The problem of whether the administration was merely negligent in regard to the quality of the intelligence doesn’t get a serious examination in the movie. Greg Kinnear’s shady bureaucrat takes on the role of the villain and the film clearly implicates him as intentionally working off bad intel and convincing others to do the same with full knowledge that what they had was bunk. His casual disregard for the truth and self-serving desire to shift focus away from WMDs and onto democracy in Iraq is positively cartoonish in its cliched simplicity.
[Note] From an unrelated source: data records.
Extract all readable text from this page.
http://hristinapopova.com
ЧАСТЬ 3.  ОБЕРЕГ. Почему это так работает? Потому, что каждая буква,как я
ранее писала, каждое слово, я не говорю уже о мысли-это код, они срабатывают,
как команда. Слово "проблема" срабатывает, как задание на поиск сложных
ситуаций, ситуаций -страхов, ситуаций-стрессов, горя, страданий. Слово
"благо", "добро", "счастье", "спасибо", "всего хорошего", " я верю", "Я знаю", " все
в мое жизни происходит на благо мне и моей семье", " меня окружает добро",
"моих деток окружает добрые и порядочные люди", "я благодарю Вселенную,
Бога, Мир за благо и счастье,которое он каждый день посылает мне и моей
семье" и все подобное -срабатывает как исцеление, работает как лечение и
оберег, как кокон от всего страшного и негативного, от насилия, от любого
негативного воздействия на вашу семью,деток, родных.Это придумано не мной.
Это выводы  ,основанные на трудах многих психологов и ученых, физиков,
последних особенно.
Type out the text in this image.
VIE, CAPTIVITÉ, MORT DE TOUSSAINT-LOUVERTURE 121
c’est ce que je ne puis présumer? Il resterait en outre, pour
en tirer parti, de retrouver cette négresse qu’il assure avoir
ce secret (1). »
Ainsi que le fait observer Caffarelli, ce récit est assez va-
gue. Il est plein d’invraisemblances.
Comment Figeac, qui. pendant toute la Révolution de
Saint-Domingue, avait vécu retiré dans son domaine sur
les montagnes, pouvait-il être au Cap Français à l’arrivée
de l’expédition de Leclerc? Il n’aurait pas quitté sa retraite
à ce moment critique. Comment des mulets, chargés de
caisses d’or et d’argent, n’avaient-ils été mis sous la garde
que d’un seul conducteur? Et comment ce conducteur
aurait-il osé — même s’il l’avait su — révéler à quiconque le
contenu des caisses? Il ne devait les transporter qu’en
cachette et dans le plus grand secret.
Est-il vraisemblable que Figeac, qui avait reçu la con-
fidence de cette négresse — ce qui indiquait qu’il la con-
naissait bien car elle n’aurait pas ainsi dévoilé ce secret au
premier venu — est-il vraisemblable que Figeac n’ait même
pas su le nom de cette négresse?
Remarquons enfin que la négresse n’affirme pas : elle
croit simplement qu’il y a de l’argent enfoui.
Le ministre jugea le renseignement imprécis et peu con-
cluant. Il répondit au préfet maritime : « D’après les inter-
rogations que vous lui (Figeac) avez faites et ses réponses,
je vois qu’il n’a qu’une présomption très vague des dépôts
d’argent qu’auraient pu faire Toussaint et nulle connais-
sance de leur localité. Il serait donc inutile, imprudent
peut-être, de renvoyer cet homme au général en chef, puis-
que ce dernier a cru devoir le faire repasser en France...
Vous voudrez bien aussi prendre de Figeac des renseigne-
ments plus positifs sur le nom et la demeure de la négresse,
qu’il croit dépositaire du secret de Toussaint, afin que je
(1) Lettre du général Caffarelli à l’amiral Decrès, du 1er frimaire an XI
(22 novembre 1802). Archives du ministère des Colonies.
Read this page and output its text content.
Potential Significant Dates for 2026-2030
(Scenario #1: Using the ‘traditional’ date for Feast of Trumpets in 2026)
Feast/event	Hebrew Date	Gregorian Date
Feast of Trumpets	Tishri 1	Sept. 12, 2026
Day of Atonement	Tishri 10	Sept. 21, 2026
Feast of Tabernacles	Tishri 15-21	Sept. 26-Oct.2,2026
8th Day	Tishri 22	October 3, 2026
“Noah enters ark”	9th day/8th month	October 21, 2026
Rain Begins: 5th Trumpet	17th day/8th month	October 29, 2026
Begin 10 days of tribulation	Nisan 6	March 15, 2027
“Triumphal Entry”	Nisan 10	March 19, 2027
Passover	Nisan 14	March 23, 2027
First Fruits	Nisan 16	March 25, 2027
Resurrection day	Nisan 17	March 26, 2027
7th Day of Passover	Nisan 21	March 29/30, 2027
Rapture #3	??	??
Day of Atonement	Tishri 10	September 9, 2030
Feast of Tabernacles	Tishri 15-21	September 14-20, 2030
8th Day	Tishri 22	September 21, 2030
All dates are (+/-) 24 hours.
Perhaps such a clear-cut villain was necessary for the thriller side of the movie to come to the fore in the film’s final act but it does a poor job of dealing with the intelligence failures in an evenhanded way.
As message movies go, it’s less strident than some but more simplistic than others. Still, if it’s been a few years since you last saw Matt Damon kicking ass in steadycam, and you want to watch things go boom real good you could do worse than The Green Zone.